Thought Leadership

Garry Moroney of Clavis Insight on start-up, scale-up and exit

4th June 2018

On 24th May, FirstCapital and Silicon Valley Bank co-hosted a Smarter Connections CEO dinner in Dublin for a group of invited CEOs of high-growth Irish tech companies.

Successful serial entrepreneur Garry Moroney, Founder & CEO of Clavis Insight, which was sold to Ascential in December 2017, gave a great talk on how he founded, scaled and exited two tech companies, with some interesting and valuable insights for CEOs and founders on a similar journey.

GARRY’S STORY

Garry started in the oil business with Schlumberger before moving to McKinsey. He then took the plunge into the tech industry by founding Similarity Systems in 2001, just before the dotcom crash.

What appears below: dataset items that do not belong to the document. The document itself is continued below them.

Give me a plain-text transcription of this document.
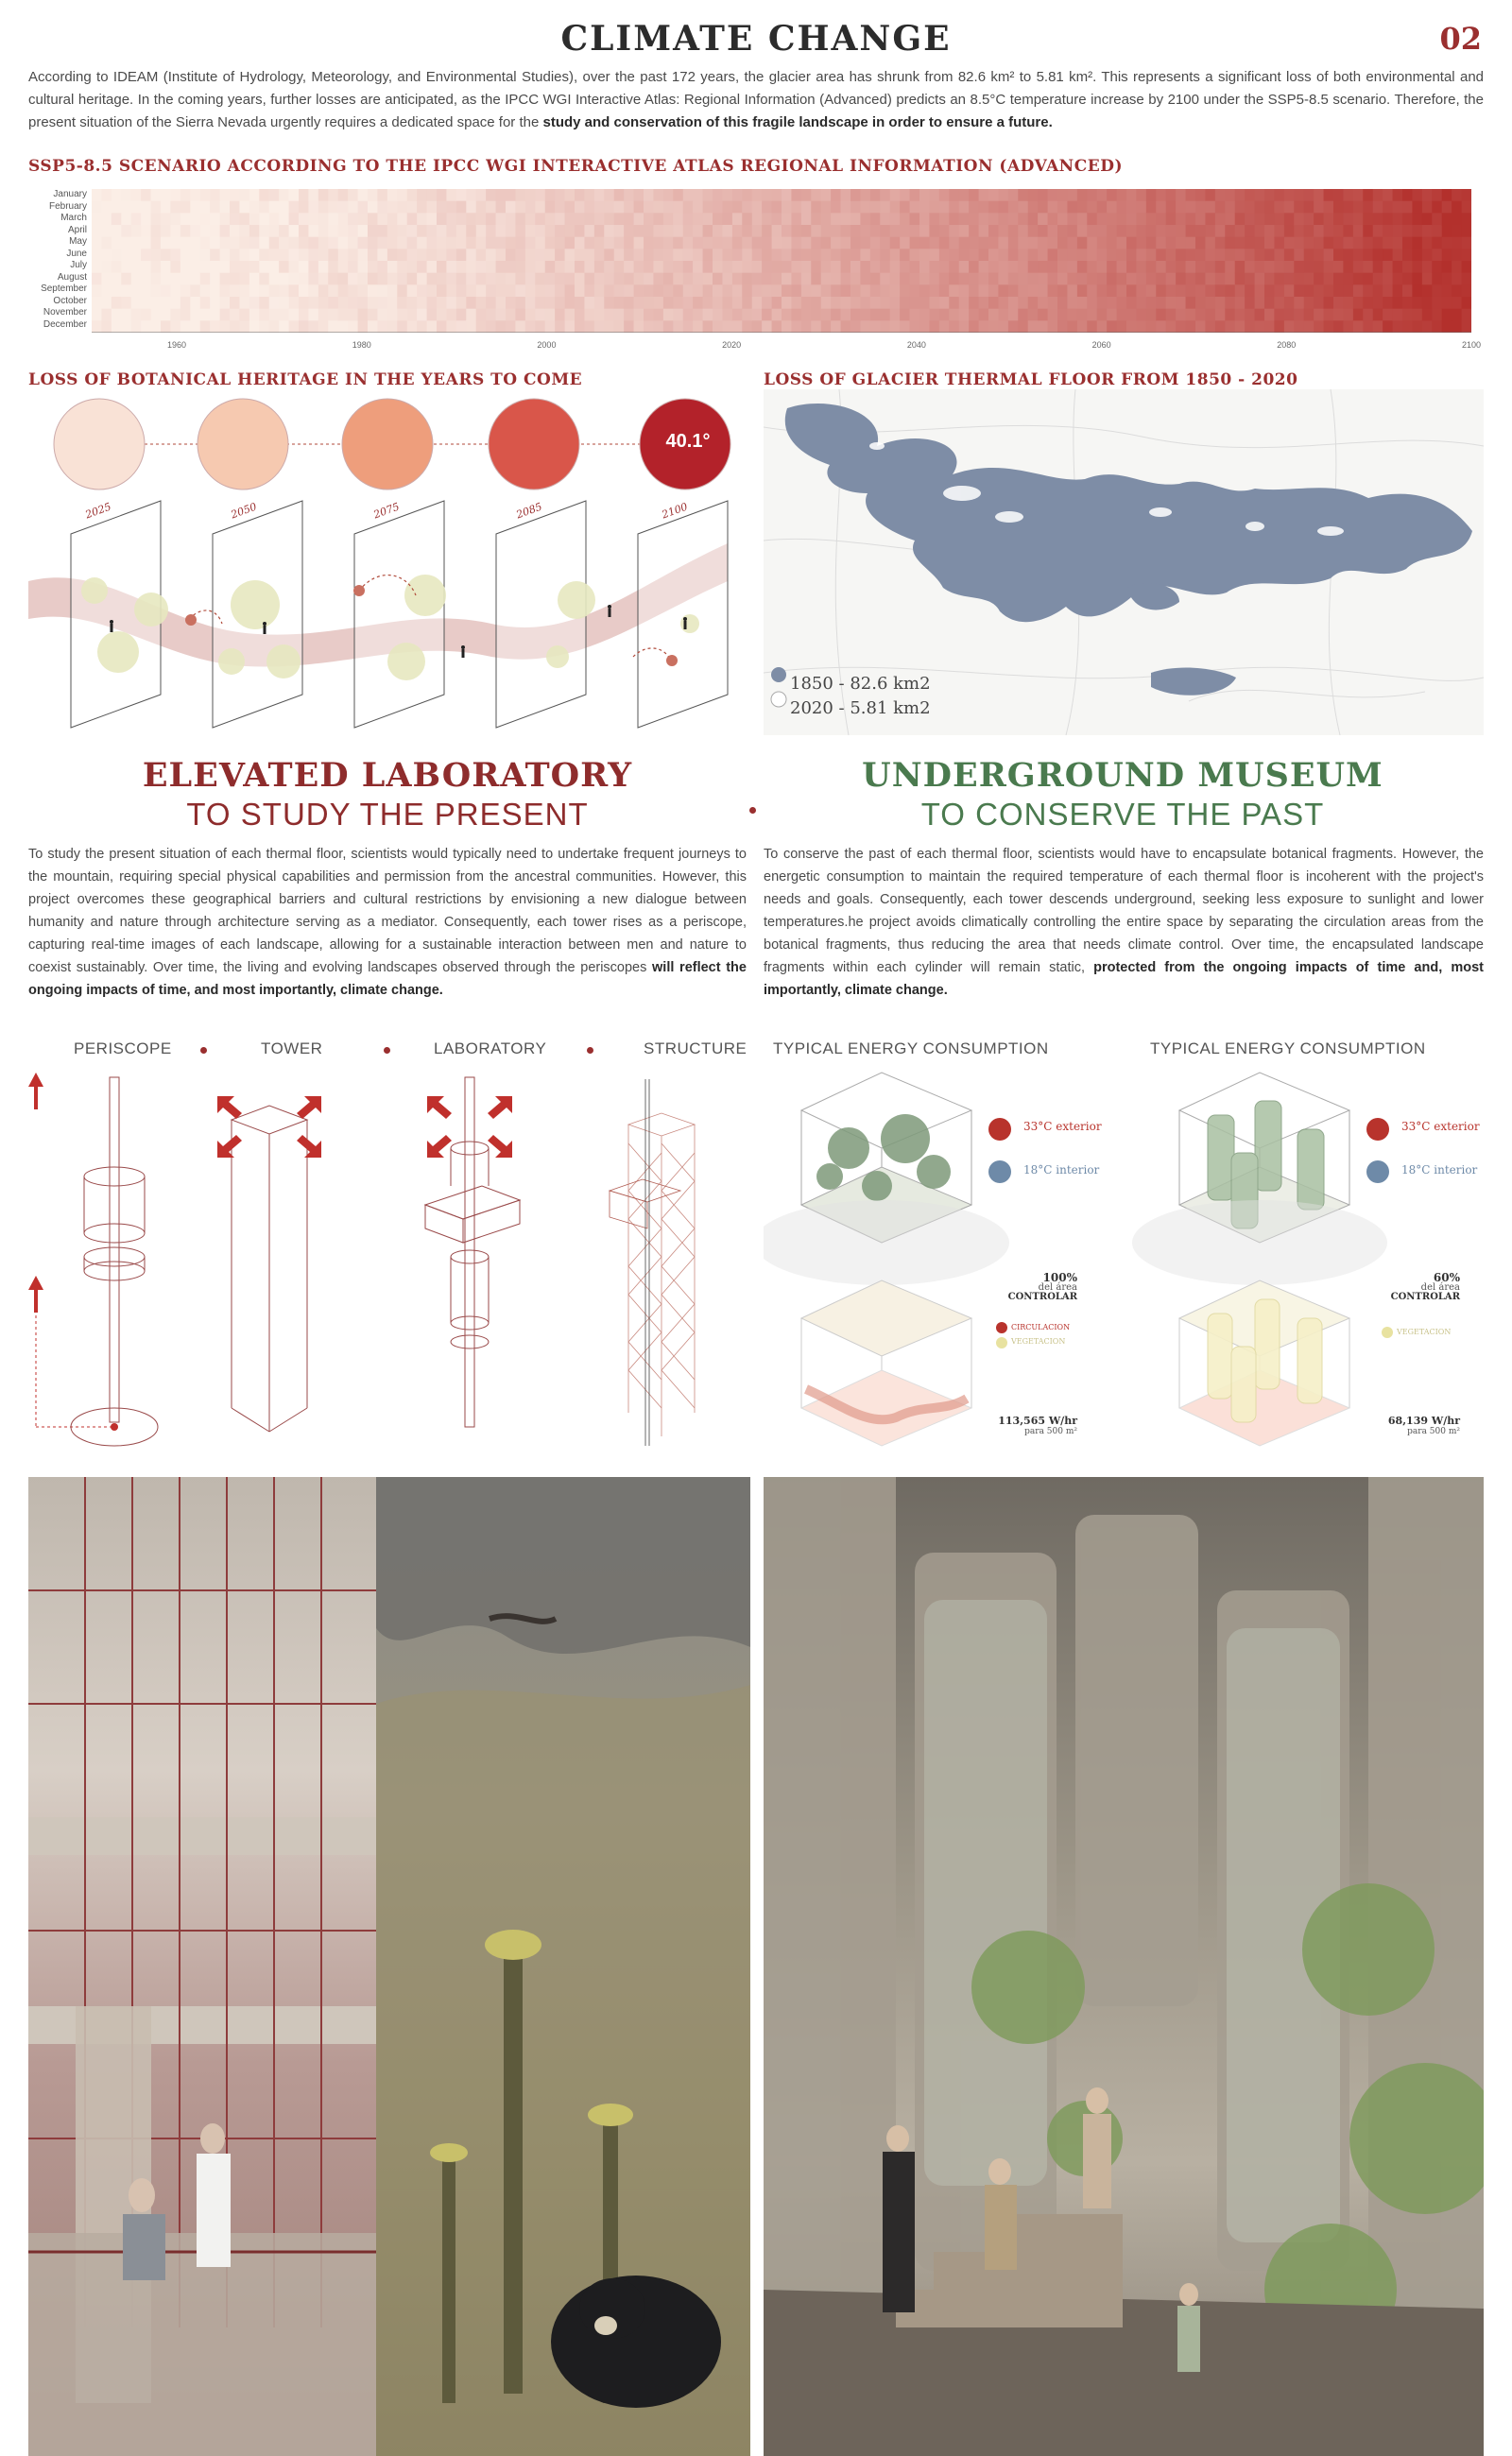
CLIMATE CHANGE	02
According to IDEAM (Institute of Hydrology, Meteorology, and Environmental Studies), over the past 172 years, the glacier area has shrunk from 82.6 km² to 5.81 km². This represents a significant loss of both environmental and cultural heritage. In the coming years, further losses are anticipated, as the IPCC WGI Interactive Atlas: Regional Information (Advanced) predicts an 8.5°C temperature increase by 2100 under the SSP5-8.5 scenario. Therefore, the present situation of the Sierra Nevada urgently requires a dedicated space for the study and conservation of this fragile landscape in order to ensure a future.
SSP5-8.5 SCENARIO ACCORDING TO THE IPCC WGI INTERACTIVE ATLAS REGIONAL INFORMATION (ADVANCED)
January
February
March
April
May
June
July
August
September
October
November
December
1960	1980	2000	2020	2040	2060	2080	2100
LOSS OF BOTANICAL HERITAGE IN THE YEARS TO COME
40.1°
2025	2050	2075	2085	2100
LOSS OF GLACIER THERMAL FLOOR FROM 1850 - 2020
1850 - 82.6 km2
2020 - 5.81 km2
ELEVATED LABORATORY
TO STUDY THE PRESENT
UNDERGROUND MUSEUM
TO CONSERVE THE PAST
To study the present situation of each thermal floor, scientists would typically need to undertake frequent journeys to the mountain, requiring special physical capabilities and permission from the ancestral communities. However, this project overcomes these geographical barriers and cultural restrictions by envisioning a new dialogue between humanity and nature through architecture serving as a mediator. Consequently, each tower rises as a periscope, capturing real-time images of each landscape, allowing for a sustainable interaction between men and nature to coexist sustainably. Over time, the living and evolving landscapes observed through the periscopes will reflect the ongoing impacts of time, and most importantly, climate change.
To conserve the past of each thermal floor, scientists would have to encapsulate botanical fragments. However, the energetic consumption to maintain the required temperature of each thermal floor is incoherent with the project's needs and goals. Consequently, each tower descends underground, seeking less exposure to sunlight and lower temperatures.he project avoids climatically controlling the entire space by separating the circulation areas from the botanical fragments, thus reducing the area that needs climate control. Over time, the encapsulated landscape fragments within each cylinder will remain static, protected from the ongoing impacts of time and, most importantly, climate change.
PERISCOPE	TOWER	LABORATORY	STRUCTURE TYPICAL ENERGY CONSUMPTION	TYPICAL ENERGY CONSUMPTION
33°C exterior
18°C interior
100%
del área
CONTROLAR
CIRCULACION
VEGETACION
113,565 W/hr
para 500 m²
33°C exterior
18°C interior
60%
del área
CONTROLAR
VEGETACION
68,139 W/hr
para 500 m²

Venture capital group Delta Partners invested in Similarity and, as CEO, Garry grew the business rapidly before selling to Informatica in 2006 for $45m. Garry stayed with Informatica for nearly 2 years as General Manager in Data Quality (Products Division), before the entrepreneur bug bit again and he founded Clavis Insights in January 2008.

Clavis developed software which delivers eCommerce Insights and Online Store Audits. Their SaaS intelligence and analytics platform has been used by major consumer companies such as Unilever, Kimberly Clark, General Mills and Barilla to optimise distribution, content integrity and placement in the digital channel.

In December 2017, Clavis was sold to Ascential plc for up to $219m.

A VARIETY OF FUNDING SOURCES

Garry and the team at Clavis used several funding mechanisms during the lifetime of the company. In the early days, to get to a viable product, they accessed the Seed Capital Scheme and funding from Enterprise Ireland. The founding team had a history of success that really helped in raising the early money, and in securing Series A funding from Delta Partners and Scottish Equity Partners. Somewhat later, in October 2013, Unilever joined the investor group as a strategic investor.

As the company grew, Clavis decided to accelerate further with additional growth equity funding. They wanted to source a big-name VC in the USA; and in October 2015, they announced a $20m investment led by Accel KKR. This was followed in December 2016 by a €8m investment by Draper Esprit that also provided some liquidity for early investors.

As well as equity, the company also accessed debt finance from Silicon Valley Bank in 2011 to help fund working capital, which allowed them to broaden their funding sources.

THE VALUE OF A STRATEGIC INVESTOR

There was some concern amongst the team when Unilever came on board as a strategic investor as Unilever was an important customer for Clavis (as were several of Unilever’s competitors). However, they found that having a strong industry partner was very positive, both in terms of future sales and also the introductions into their network that Unilever provided. What was equally important was that the company now had a very large customer with a close relationship, which enabled it to test new features and helped to accelerate product development and adoption.

CHALLENGES AND LESSONS LEARNT

As in all success stories, there were also low points. At one stage, Clavis lost a major customer due to a product issue. At another point, Garry had to make some very tough decisions on the team, which is a very hard thing to do when you have all been on the journey together, but necessary to enable future growth.

Bringing in a CFO who was experienced in dealing with VCs turned out to be a very valuable decision. At the time, Clavis had 4 VCs on the board, who had all been involved for different time periods, and who potentially had diverging aspirations for the company. Having an individual with relevant experience and expertise on the team really helped to keep everyone aligned and informed.

And finally, as with any exit, the relationship with the buyer is key. Clavis had been developing a partnership with Ascential for a while, and the value proposition was clear. Although they did run a process and explore other options, not least to ensure that the deal got done in a timely manner, Ascential was the obvious and most motivated buyer. There is a great fit between the two businesses, which bodes well for the future success of the deal.